Capital One recently tripled its credit-card interest rates across the board, no longer distinguishing consistently between impeccable and slipshod customers. Our friend, the playwright Ira Lewis, does not take such routine insults of postmodern life either lying down or with the usual inarticulate fury. Ira wrote the play and film "Chinese Coffee," and his newest play is just now being bought for a premium-cable special. He also penned the following acidulous example of the lost art of elegant complaint.
Rich D. Fairbank
Chief Executive Officer
Capital One Bank
PO Box 30285
Salt Lake City, UT 84130-0289
Dear Chairman Fairbank,
Long experience has suggested to me that there is literally one chance in a million that this letter will arrive at your desk. Common sense tells me that you are, presently, receiving probably a million similar letters. However I will write as though you, indeed, were reading it and not one of your many interceptors.
And, of course, as so many others no doubt have already done, I'm writing about your opprobrious increase in the APR rate of my Capital One credit card. Frankly, Chairman Fairbank, I would understand and sympathize with it were I a poor customer or one with a spotty history with your organization. But the very opposite would seem to be the case. I have never missed a payment, been over my line, paid only the minimum, or even been late on a payment. As a matter fact I have always been what is called, "an early payer." Yet you have seen fit to more or less punish me for my excellent history as a card-holder. And it is, I'm afraid, thoroughly beyond my powers of comprehension.
When I have called your representatives about the matter I am directed, usually, to someone almost a world, geographically, away, who, pedantically reading from a script, repeats endlessly a ritornello about Capital One's needs in this regard.

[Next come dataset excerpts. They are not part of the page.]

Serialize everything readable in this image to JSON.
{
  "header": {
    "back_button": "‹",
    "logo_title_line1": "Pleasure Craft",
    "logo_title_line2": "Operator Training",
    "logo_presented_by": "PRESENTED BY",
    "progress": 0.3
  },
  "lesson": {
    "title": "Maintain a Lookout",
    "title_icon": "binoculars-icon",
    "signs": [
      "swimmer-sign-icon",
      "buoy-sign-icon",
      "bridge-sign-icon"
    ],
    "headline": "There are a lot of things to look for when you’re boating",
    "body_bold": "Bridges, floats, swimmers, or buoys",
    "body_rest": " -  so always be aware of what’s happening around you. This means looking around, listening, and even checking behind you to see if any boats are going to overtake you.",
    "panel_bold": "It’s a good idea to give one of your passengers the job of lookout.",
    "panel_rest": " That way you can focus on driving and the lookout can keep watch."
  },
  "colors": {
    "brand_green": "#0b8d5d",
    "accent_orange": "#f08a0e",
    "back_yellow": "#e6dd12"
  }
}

Unfortunately, sir, I have my own needs; and will not accept the liability for yours. Therefore, Chairman Fairbank, unless the APR on my account is immediately returned to at least its former numbers, would you be good enough to have one of your staff inform me by return mail of the payoff balance on my card in order that I may reduce, in one payment, that balance to zero; and after which close my account with your organization.
I do appreciate, sir, your company's stated need in increasing across the board millions of these APRs. Perhaps you will use that income to instigate a training program aimed at inducing some of your representatives to, at least, memorize their scripts. But I do fear, sir, you will do so without my few dollars.
Very respectfully, I remain:
Yours very truly,
CC: New York Times (Financial)
Wall Street Journal
Consumer Reports Magazine
There used to be people who wrote love letters for their tongue-tied and illiterate compatriots. I would gladly hire Ira to articulate my voicemail-empurpled rage.